The story plays out as a series of significant moments that give a glimpse of the man behind the music; while Marley’s turbulent childhood and abandonment by his white father are breezed past in favour of timekeeping, the impact is not forgotten. Child Marley, played by Maxwell Cole, returns throughout the show, singing to his adult self as his life gets more difficult and he plays out the mistakes of his past. 

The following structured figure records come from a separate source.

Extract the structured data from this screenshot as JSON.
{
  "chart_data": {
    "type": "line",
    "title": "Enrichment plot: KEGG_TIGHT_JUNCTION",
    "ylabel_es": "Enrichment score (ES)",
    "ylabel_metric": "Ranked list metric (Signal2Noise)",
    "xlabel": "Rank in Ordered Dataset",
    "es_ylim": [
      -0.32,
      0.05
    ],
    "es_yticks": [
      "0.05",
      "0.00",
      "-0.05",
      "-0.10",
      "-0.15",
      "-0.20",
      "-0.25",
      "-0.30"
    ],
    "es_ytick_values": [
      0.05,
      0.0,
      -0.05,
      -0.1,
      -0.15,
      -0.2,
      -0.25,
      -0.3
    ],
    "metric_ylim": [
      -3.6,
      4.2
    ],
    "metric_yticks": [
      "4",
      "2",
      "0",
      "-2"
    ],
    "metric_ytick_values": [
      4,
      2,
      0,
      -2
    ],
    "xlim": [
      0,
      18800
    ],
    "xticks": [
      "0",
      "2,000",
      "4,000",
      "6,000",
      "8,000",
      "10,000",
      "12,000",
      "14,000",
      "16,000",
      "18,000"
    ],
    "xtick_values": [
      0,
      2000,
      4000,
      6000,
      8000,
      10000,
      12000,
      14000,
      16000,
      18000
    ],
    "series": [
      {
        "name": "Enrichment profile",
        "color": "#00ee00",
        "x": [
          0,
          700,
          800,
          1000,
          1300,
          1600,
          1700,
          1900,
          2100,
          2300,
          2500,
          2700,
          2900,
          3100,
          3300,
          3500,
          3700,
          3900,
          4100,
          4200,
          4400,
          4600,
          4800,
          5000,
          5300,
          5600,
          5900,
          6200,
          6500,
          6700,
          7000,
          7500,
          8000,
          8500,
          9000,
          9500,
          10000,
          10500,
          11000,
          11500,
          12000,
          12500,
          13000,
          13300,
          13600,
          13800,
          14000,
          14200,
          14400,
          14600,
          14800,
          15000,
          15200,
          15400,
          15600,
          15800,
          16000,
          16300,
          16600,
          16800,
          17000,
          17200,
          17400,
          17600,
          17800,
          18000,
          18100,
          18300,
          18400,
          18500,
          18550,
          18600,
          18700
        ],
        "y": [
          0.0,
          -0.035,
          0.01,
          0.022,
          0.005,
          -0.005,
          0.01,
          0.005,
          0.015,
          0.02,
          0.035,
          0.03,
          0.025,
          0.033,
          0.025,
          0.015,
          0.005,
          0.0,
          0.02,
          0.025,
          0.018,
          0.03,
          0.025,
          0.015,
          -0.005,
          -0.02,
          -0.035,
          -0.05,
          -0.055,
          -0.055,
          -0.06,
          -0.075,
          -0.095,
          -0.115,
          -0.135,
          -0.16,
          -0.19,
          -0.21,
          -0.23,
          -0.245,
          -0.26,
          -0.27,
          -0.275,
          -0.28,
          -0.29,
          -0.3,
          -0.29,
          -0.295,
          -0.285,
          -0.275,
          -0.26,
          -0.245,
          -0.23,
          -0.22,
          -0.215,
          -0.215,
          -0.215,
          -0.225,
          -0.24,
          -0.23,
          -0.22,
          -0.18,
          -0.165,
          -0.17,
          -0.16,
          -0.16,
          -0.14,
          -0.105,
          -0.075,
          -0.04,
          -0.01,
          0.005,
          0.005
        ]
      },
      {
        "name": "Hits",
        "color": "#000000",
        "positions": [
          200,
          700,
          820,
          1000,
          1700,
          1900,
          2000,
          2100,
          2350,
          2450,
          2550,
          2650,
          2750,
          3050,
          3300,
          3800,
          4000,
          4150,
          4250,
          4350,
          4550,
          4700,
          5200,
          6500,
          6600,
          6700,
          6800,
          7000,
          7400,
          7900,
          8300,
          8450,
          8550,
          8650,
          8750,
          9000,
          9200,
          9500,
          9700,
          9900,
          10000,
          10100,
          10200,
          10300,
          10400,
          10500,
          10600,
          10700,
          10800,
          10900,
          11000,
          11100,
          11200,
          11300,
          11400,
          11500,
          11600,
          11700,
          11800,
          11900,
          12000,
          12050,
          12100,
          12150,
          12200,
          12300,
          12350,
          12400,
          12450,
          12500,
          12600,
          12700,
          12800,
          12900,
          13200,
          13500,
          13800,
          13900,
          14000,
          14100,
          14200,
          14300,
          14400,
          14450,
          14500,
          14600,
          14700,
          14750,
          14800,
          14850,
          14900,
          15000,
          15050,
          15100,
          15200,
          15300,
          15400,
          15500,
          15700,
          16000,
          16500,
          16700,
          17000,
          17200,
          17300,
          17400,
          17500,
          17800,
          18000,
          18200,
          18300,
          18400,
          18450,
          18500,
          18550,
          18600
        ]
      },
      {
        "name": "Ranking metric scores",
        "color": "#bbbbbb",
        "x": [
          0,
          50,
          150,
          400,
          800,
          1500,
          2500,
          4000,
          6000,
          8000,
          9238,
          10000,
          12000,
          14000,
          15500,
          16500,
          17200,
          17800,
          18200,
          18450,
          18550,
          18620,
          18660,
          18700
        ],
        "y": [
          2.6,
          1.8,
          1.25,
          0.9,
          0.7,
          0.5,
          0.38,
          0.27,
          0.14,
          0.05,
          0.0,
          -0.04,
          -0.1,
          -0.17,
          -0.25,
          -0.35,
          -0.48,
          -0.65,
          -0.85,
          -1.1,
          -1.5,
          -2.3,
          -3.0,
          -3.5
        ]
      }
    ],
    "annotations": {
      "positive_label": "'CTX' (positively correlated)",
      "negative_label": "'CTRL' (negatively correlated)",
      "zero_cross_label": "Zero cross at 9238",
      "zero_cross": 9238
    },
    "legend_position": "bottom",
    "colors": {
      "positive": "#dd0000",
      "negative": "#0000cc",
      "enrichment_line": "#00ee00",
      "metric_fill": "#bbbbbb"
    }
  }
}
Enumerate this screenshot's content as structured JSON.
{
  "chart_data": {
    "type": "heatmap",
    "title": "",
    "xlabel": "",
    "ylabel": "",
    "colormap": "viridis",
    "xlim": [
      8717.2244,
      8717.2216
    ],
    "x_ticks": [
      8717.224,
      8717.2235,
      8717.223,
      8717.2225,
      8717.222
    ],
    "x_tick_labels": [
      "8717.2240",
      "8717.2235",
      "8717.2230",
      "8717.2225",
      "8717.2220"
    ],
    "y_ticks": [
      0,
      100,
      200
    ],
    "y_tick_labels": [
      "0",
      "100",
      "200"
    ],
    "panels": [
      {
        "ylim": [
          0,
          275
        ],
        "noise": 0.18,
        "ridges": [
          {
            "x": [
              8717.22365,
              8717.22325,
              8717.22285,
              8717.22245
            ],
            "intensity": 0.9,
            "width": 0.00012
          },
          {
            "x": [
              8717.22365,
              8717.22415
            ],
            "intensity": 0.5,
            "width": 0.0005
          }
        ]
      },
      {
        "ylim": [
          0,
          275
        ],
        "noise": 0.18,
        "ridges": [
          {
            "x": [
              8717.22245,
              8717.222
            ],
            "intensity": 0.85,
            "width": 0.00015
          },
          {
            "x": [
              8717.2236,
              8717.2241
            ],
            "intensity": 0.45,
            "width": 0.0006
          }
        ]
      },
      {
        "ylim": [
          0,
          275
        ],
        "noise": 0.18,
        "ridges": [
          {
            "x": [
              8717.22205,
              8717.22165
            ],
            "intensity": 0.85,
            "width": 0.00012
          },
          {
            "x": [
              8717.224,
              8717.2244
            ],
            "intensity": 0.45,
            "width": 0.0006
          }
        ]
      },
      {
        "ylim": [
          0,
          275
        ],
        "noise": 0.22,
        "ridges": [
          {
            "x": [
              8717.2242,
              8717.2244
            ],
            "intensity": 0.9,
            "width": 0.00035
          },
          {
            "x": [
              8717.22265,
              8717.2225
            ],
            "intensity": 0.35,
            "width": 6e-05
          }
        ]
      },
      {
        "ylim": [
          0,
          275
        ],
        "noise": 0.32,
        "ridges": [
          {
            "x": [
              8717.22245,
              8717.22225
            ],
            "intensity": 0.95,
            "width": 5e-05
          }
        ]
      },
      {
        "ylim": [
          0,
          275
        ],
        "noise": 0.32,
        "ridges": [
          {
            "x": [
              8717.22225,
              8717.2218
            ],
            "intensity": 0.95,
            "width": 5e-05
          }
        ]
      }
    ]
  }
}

But it’s adult Bob – a superb Arinzé Kene – who guides us through the brunt of the show. There were a million moments Hall and Dyer could have focused on but the ones they pick feel vastly significant; Marley’s early collaborators, Peter Tosh (Natey Jones) and Bunny Livingston (Jacade Simpson), raising pointed and legitimate objections about the way their music was being used to line the pockets of white producers, his future wife, Rita (a transcendent Gabrielle Brooks), telling mixed-race, light-skinned Marley that he “isn’t Black”, and Marley’s growing misogyny and hypocrisy as he enters relationships with a series of women but strikes the long-suffering Rita when she refuses to break of an entanglement of her own. 

Included too is the fraught political backdrop of 1970s Jamaica that Marley could not help but become central to; the bloody political struggle between Edward Seaga and Michael Manley is not ignored. Neither is the post-colonial hangover that left, as one character puts it, “Black men killing each other for two white men”. But don’t think Get Up, Stand Up! reverts to binary racial commentary. There is nuance to its messages and a layered understanding of wider racial politics, as well as the fact that individual people – like Marley himself – are not simply saints because of their contribution to liberation movements. 

And on top of this, of course, is the music. Dyer and Hall could be forgiven for simply chucking in a few Marley songs and calling it a day, such is the power of his musical legacy. But the musical arrangements are what elevate this show from ‘great’ to ‘electrifying’. From the goosebump-inducing harmonies of the early iterations of The Wailers, to Gabrielle Brook’s heartbroken tour-de-force performance of ‘No Woman, No Cry’, the Marley songs selected all have reason to be here. Some favourites, like ‘Jamming’ are delivered by Kene as Marley in concert mode, with the audience as stand-ins for the real attendees of his gigs. 

Other tracks advance the plot, like a beautifully layered ‘Waiting in Vain’, turned into a tearful lament by Marley’s fed up mistress, played by Shanay Holmes (making up for a hit-and-miss Jamaican accent). And when Kene pauses to outline the history of slavery in Jamaica before sliding into a tear-inducing rendition of ‘Redemption Song’, it’s a moment that, in the wrong hands, could have hit an off beat. Instead, it’s immensely powerful – and will remain so if audiences continue to be as diverse as the night I was fortunate enough to attend, which saw a soft chorus of voices rise alongside Kene’s. 

This is a show filled with panache, patois and purpose. Grab tickets now.